Anketler kendi isteğiyle emekliye ayrılan Merkel’in hala Almanya’nın en popüler siyasetçisi olduğunu gösteriyor. Fakat Hristiyan Demokratlar Merkel’in ayrılışıyla ortaya çıkan boşluğu dolduramadı. Bu nedenle Scholz seçim kampanyasında Merkel’e en fazla benzeyen, onun izlediği siyaseti devam ettirecek adayın kendisini olduğunu gösterme çabası gösterdik. Hatta öyle ki seçim sloganı olan “Çoğu vatandaş beni biliyor”, Merkel’in 2013’de kullandığı “Beni biliyorsunuz” seçim sloganıyla neredeyse aynıydı. Ülkenin önde gelen haftalık haber dergisi Der Spiegel’in “İkinci Angela” başlığıyla tanıttığı Scholz, Merkel’in simge haline gelmiş elini dörtgen yaparak tutuşunu taklit ederek fotoğraf verdi.

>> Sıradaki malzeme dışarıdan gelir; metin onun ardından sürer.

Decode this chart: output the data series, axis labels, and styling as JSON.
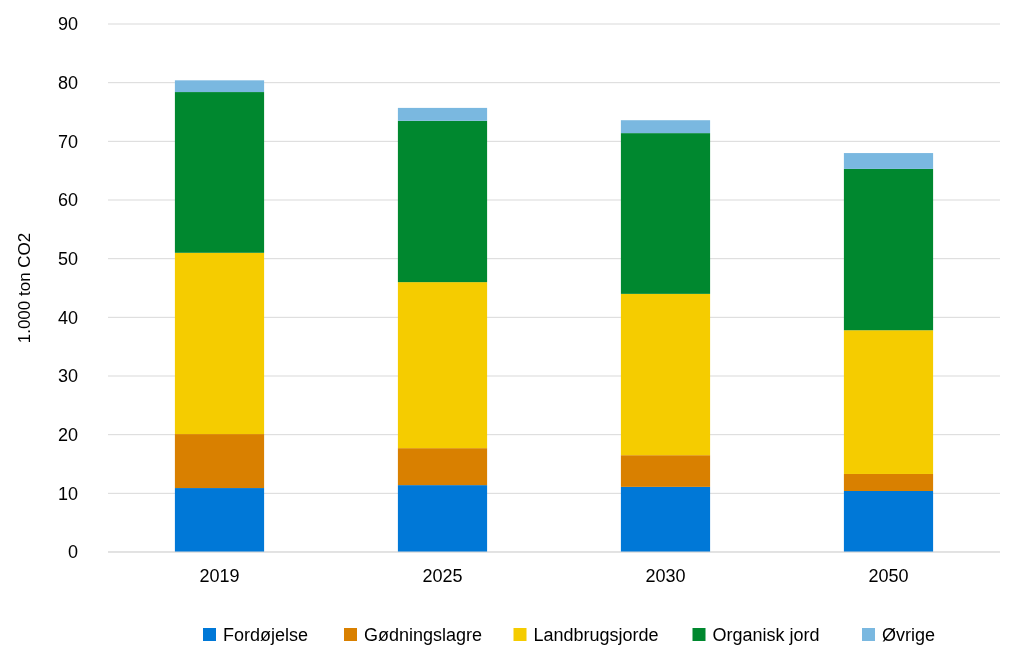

SCHOLZ BÜYÜK KOALİSYONA HAZIR MI?Scholz bugüne kadar muhafazakarlarla “büyük koalisyona” girdikleri için muhalefetteki sol partiler (Yeşiller ve Die Linke) karşısında zemin kaybeden partisinin bu zayıf noktasını Merkel sonrasında onun yerini doldurabilecek, ona en fazla benzeyen aday olarak kendisini ortaya koymak suretiyle bir avantaja çevirmeyi başardı. Şunu da eklemek gerekir ki, Merkel, 2007-8 Finansal Krizi sonrası dönemde bankaların kamu paralarıyla kurtarılmasının neden gerektiğini açıklayamamanın halkta yol açtığı tepkiyi dengelemek maksadıyla bir merkez sağ liderden beklenmeyecek oranda sola kayarak sosyal demokrasiyi sahiplenen bir tutum sergiledi. Bu nedenle bugün Scholz için Merkel’in mirasını sahiplenmek parti tabanıyla arasında bir çatışma çıkmaması sonucunu doğurur hale geldi.

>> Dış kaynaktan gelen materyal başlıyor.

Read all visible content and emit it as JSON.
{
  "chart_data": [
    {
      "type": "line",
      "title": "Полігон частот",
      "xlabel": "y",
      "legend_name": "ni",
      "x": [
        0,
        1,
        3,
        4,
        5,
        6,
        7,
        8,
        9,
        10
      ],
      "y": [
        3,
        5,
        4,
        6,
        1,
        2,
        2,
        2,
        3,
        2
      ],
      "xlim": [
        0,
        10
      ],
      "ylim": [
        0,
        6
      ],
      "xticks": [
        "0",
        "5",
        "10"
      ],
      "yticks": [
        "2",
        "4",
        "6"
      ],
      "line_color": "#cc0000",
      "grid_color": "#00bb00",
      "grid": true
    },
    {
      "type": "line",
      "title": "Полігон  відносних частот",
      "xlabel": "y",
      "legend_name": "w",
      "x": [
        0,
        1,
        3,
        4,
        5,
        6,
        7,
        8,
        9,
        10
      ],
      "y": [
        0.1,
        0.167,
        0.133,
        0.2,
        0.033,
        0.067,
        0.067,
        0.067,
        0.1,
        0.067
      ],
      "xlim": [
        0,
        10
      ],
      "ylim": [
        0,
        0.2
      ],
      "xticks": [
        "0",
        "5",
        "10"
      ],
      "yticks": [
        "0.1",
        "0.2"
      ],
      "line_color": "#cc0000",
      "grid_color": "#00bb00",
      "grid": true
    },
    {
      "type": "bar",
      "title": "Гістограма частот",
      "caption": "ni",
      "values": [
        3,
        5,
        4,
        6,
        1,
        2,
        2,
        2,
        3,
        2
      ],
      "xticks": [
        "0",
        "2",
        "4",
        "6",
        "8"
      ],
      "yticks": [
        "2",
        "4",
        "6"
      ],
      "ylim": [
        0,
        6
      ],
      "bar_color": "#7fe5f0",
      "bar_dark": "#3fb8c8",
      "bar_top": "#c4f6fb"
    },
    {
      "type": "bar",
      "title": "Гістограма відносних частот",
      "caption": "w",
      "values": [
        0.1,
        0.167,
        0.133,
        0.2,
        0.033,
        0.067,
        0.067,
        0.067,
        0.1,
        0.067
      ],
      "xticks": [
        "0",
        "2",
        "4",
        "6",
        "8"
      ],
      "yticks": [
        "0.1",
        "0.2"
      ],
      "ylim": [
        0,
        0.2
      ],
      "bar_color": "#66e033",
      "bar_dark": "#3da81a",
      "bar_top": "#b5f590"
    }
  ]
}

Şansöyle Merkel ve Şansöyle Yardımcısı, Maliye Bakanı Olaf ScholzScholz ABD’deki Trump, İngiltere’deki Brexit facialarının bir benzerinin ülkelerinde yaşanmasından endişe eden, büyük değişikliklerden hoşlanmayan muhafazakar yapısıyla bilinen geniş Alman orta sınıfına kendisinin Merkel sonrasına yumuşak bir geçiş için en uygun isim olduğu konusunda ikna edici bir görüntü çizdi. Daha üç ay önce Şansölye yarışının Laschet ve Baerbock arasında geçeceği tahminleri yürütülecek denli kimse kendisine şans vermediği halde beklenmedik bir çıkış yakaladı. Sorulara aynı ve kısa cevaplar vermesi, risk almaktan kaçınan aşırı kontrollü tabiatı yüzünden “Şolzomat” (Scholz makinesi) lakabı takılan SDP liderinin öne çıkması Hristiyan Demokratların adayı Laschet ve Yeşiller’in adayı Baerbock’un seçmenin geneli tarafından yetersiz görülmesiyle ilgili…
KONUT EN ÖNEMLİ ÖNCELİKLERİ ARASINDAScholz’un önemli seçim vaatlerinden biri, Almanya’da kiraların ve ev fiyatlarının aşırı yükselmesine yol açan ciddi bir konut sıkıntısı bulunduğundan, yılda 400 bin yeni konut yapılmasını sağlamak şeklinde… (Almanya’da 2020’de 300 bin yeni konut inşa edildi.) Diğer önemli vaadleri olarak, (saati) 9,60 euro olan asgari ücreti 12 euro’ya çıkartacağını ve süper zenginlerin (yılda 500 bin euro’nun üzerinde kazanç sahibi olanların) ödedikleri vergileri arttıracağını söyledi.